Samaritan House in South San Francisco and Project WeHOPE in East Palo Alto provide emergency, transitional housing and other supportive services such as case management, groceries, and meal programs for low-income homeless families and individuals. Both organizations aim to serve healthy meals to clients, but struggled to keep perishable foods stored properly causing many fresh fruit and vegetable donations to spoil or be thrown out. As a result, processed snack and sugary foods had been more easily distributed to clients in lieu of healthier food options. 

To bolster community-based efforts to increases access to healthy food sources, Get Healthy San Mateo County (Get Healthy SMC) provided funding for a commercial refrigerator at both Samaritan House and ProjectWeHOPE. With improved storage, clients were able to have access to healthier food choices – replacing less-perishable, unhealthy food and beverage offerings with fresh fruits, vegetables and water.

Tools and Strategic Partnerships

Project WeHOPE’s existing partnerships with Whole Foods, Second Harvest Food Bank, Saint Samuel Church, numerous volunteers and donations were invaluable in the project’s success. Whole Foods took the newly stored healthy food to a new level to help with behavioral change, leading nutrition classes by providing the instructor, food, and cooking supplies, which staff felt was crucial in changing clients’ attitudes about healthy food. Pre- and post-test surveys revealed that WeHope shelter clients showed a significant increase in consumption of fresh fruits and vegetables and knowledge about benefits of healthy eating and reduced the amount of fast food consumed.

All food at Samaritan House’s Safe Harbor shelter is prepared offsite. Fresh Fruits and vegetables donated by mainly by the Second Harvest Food Bank were going waste due to the lack of refrigeration which also contributed to the limited diversity, freshness, quality, and types of foods that were served at daily mealtimes. Now, homeless residents of the Safe Harbor shelter are served fresh fruits and vegetables with their daily served meal at least five days per week. Samaritan House found this project successful because this targeted grant had a transformative effect on the daily operations of the shelter.
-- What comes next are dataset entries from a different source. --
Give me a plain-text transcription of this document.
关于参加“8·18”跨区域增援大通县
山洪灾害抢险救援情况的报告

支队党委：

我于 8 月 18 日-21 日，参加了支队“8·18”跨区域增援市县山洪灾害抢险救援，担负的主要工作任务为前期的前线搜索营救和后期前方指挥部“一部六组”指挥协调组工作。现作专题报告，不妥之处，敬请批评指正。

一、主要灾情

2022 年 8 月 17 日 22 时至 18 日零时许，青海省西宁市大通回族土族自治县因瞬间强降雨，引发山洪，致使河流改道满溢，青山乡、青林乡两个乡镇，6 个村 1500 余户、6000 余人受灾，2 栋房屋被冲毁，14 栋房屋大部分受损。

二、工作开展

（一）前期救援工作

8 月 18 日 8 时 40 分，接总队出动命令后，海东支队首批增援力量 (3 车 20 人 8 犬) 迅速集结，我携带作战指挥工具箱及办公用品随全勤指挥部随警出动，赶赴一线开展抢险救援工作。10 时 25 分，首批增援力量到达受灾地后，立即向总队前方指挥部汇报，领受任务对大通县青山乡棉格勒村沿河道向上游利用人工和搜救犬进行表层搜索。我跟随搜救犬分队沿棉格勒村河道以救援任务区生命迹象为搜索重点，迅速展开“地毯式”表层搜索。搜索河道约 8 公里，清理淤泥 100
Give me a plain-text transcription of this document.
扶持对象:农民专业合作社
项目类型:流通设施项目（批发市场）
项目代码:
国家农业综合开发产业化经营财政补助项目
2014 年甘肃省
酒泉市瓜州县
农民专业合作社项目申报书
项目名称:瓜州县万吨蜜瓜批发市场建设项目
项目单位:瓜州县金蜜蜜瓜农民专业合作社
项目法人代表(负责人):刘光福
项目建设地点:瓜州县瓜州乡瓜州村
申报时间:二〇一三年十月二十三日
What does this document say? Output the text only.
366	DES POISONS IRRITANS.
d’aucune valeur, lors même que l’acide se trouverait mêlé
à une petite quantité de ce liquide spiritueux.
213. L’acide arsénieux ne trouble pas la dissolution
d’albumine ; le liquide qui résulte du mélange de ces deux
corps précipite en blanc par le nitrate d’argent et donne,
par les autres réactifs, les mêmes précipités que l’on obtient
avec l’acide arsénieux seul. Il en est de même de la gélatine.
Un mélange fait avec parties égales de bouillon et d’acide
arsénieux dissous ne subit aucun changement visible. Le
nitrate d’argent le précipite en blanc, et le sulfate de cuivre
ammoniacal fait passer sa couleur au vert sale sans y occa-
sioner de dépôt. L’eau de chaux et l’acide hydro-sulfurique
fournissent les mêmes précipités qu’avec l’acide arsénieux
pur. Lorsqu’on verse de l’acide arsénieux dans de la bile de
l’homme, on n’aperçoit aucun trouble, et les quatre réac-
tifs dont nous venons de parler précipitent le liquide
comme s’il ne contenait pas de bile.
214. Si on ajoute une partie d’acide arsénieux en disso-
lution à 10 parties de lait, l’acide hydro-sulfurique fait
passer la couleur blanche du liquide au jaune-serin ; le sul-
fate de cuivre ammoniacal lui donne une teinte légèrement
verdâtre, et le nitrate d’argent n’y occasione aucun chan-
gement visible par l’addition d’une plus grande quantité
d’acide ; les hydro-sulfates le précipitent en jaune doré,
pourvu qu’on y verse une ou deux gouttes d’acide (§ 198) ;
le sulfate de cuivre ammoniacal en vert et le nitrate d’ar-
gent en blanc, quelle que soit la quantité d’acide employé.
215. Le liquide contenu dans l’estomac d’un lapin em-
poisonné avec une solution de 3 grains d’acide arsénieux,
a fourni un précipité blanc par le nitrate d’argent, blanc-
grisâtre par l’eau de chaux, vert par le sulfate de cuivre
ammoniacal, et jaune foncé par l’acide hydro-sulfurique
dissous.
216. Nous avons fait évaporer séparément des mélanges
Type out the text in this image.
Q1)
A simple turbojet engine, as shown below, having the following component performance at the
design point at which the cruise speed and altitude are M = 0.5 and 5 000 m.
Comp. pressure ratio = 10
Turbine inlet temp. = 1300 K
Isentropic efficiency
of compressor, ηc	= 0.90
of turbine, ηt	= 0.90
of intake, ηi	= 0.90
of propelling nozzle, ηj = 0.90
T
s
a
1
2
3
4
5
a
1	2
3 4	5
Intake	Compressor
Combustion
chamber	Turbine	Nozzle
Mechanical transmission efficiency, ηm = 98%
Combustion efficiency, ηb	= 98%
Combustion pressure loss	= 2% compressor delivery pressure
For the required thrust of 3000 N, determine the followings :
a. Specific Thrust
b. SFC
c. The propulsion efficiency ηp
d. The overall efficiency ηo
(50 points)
While the equipment purchasing and implementation was relatively seamless, taking the new availability of healthy food to the next level for health is more of a challenge. Some clients at Project WeHOPE expressed they knew enough about nutrition and did not want to participate in the classes. The shelter made the classes mandatory as part of the transitional/supportive housing program in order to keep clients participating. Samaritan House also explored adopting an agency-wide wellness policy, which needed board consideration and approval and plans to have follow-up discussion to determine best course of action to implement such a policy. 

Looking to the future

With the new refrigerators and existing strong partnerships already in place, these organizations were able to help ensure their clients have access to nutritious food they need to prevent hunger and malnutrition. The continued service of healthy fruits and vegetables to a vulnerable population who generally have poor health and nutrition has had immediate positive short-term and potentially long-term effect on their clients. Project WeHOPE looks forward to maintaining their partnerships and current wellness classes offered as well as creating additional strategic partnerships with other organizations. Samaritan House encourages other organizations to challenge themselves by taking on these types of projects. Both organizations continue to provide fresh fruits and vegetables for clients on a daily basis.